In the evening I made my way along the river to the Highland Literary Salon. Writing can be a solitary career, and the salon provides a place to socialise and chat to other authors about good and bad experiences and find out a bit more about the industry. On Tuesday we began with a light-hearted workshop about ‘What makes bad poetry’ by the witty and charming Helena Nelson, poet and founder of Happenstance Press. Helena started by saying she originally analysed lots of prize-winning poems to work out ‘what makes a poem win?’ but discovered it is an almost impossible task and that it is quite a bit easier to work out why poems don’t win.
Armed with a list of 50 things that contemporary poems do too often, we read through several poems that have already been published to work out what would make them work better. We cut out first stanzas, proving the old adage that less is often more, and took out the word ‘so’ to make images stronger. This provoked a lively discussion as we didn’t always agree, and proved just how difficult it is to decide if a poem is good or bad. You can find out more of Helena’s pet hates (particularly ‘leaning verbs’) on her brilliant blog.
We were joined by 3 more writers for the main part of the evening – Kenneth Steven, Rivka Spicer, and Jane Riddell. They have all been published using different methods including self-publishing and print-on-demand and we had an interesting panel discussion about how these worked, and the different writing styles they suited.
The next morning I wandered through the town to Inverness Library for the unveiling of our third Book Week Scotland Mural. The building was a little tricky to find, hidden behind the bus station, but it’s certainly noticeable now with a brilliant, bright print designed by artist Gabriella Marcella wrapping the columns at the front. The words "Folk would read the weather... like a sign, a look, a face, a book. What are you reading?" are emblazoned in both English and Gaelic inspiring people to go into the library. Then, as part of a workshop with some local children, I was led by Gabriella to roam the library shelves looking for interesting new discoveries and old favourites, which we then took inspiration from to create our own books from coloured paper and card, felt tips and a trusty photocopier.
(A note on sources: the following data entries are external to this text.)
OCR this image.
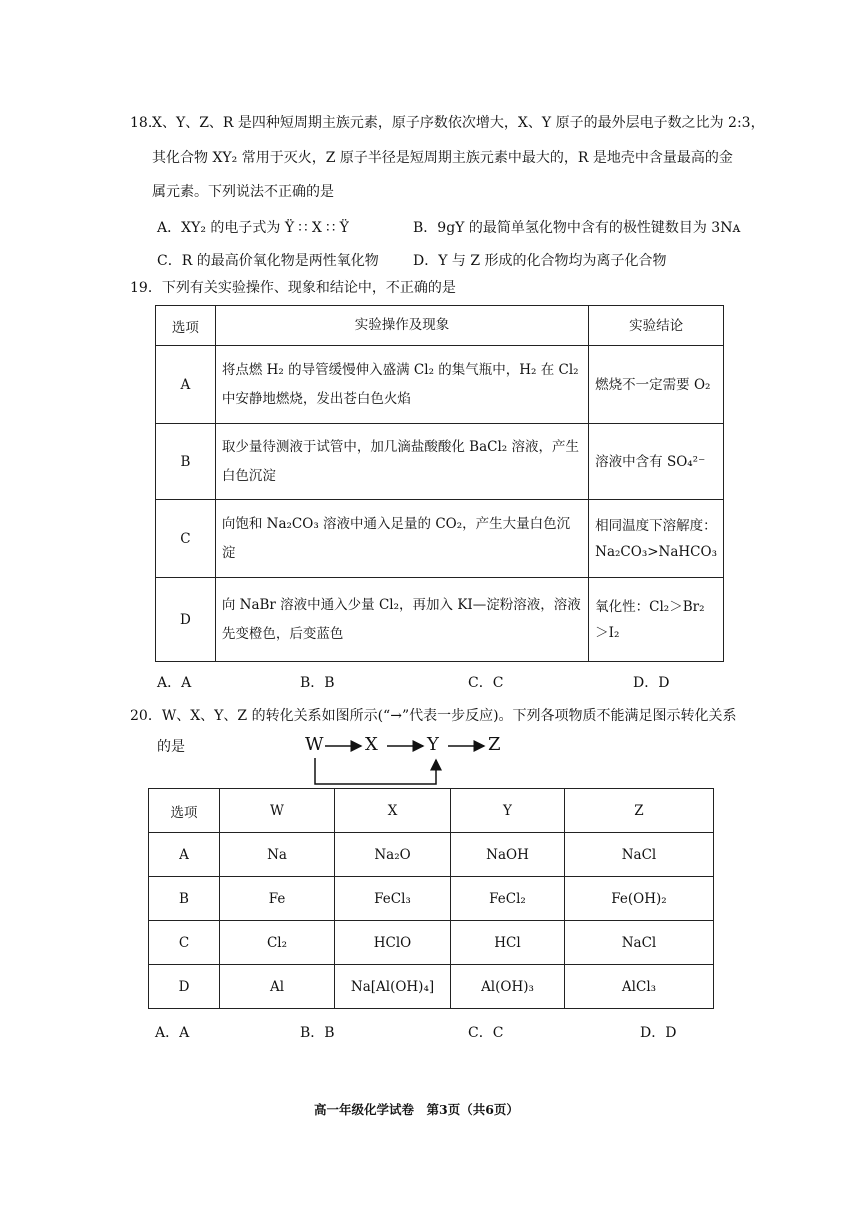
18. X、Y、Z、R 是四种短周期主族元素，原子序数依次增大，X、Y 原子的最外层电子数之比为 2:3，
其化合物 XY₂ 常用于灭火，Z 原子半径是短周期主族元素中最大的，R 是地壳中含量最高的金
属元素。下列说法不正确的是
A．XY₂ 的电子式为 Ÿ ∷ X ∷ Ÿ	B．9gY 的最简单氢化物中含有的极性键数目为 3Nᴀ
C．R 的最高价氧化物是两性氧化物 D．Y 与 Z 形成的化合物均为离子化合物
19．下列有关实验操作、现象和结论中，不正确的是
选项	实验操作及现象	实验结论
A	将点燃 H₂ 的导管缓慢伸入盛满 Cl₂ 的集气瓶中，H₂ 在 Cl₂
中安静地燃烧，发出苍白色火焰	燃烧不一定需要 O₂

B	取少量待测液于试管中，加几滴盐酸酸化 BaCl₂ 溶液，产生
白色沉淀	溶液中含有 SO₄²⁻

C	向饱和 Na₂CO₃ 溶液中通入足量的 CO₂，产生大量白色沉淀	相同温度下溶解度：
Na₂CO₃>NaHCO₃

D	向 NaBr 溶液中通入少量 Cl₂，再加入 KI—淀粉溶液，溶液
先变橙色，后变蓝色	氧化性：Cl₂＞Br₂＞I₂
A．A	B．B	C．C	D．D
20．W、X、Y、Z 的转化关系如图所示(“→”代表一步反应)。下列各项物质不能满足图示转化关系
的是	W X	Y	Z
选项	W	X	Y	Z
A	Na	Na₂O	NaOH	NaCl
B	Fe	FeCl₃	FeCl₂	Fe(OH)₂
C	Cl₂	HClO	HCl	NaCl
D	Al	Na[Al(OH)₄]	Al(OH)₃	AlCl₃
A．A	B．B	C．C	D．D
高一年级化学试卷　第3页（共6页）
This was a lovely event and exactly what Book Week Scotland is about: a community coming together to share stories and have a blether about books; meeting old friends and making new ones, and all accompanied by tea, scones, cream and jam. Annoyingly we had to head off all too soon to catch the bus, but as Sophie and I made our way to the bus stop (via a very quick stop at the Dutch cheese shop) to start the long journey back to Edinburgh we were certain that whilst this may have been our first trip up to Cromarty, it definitely won’t be the last.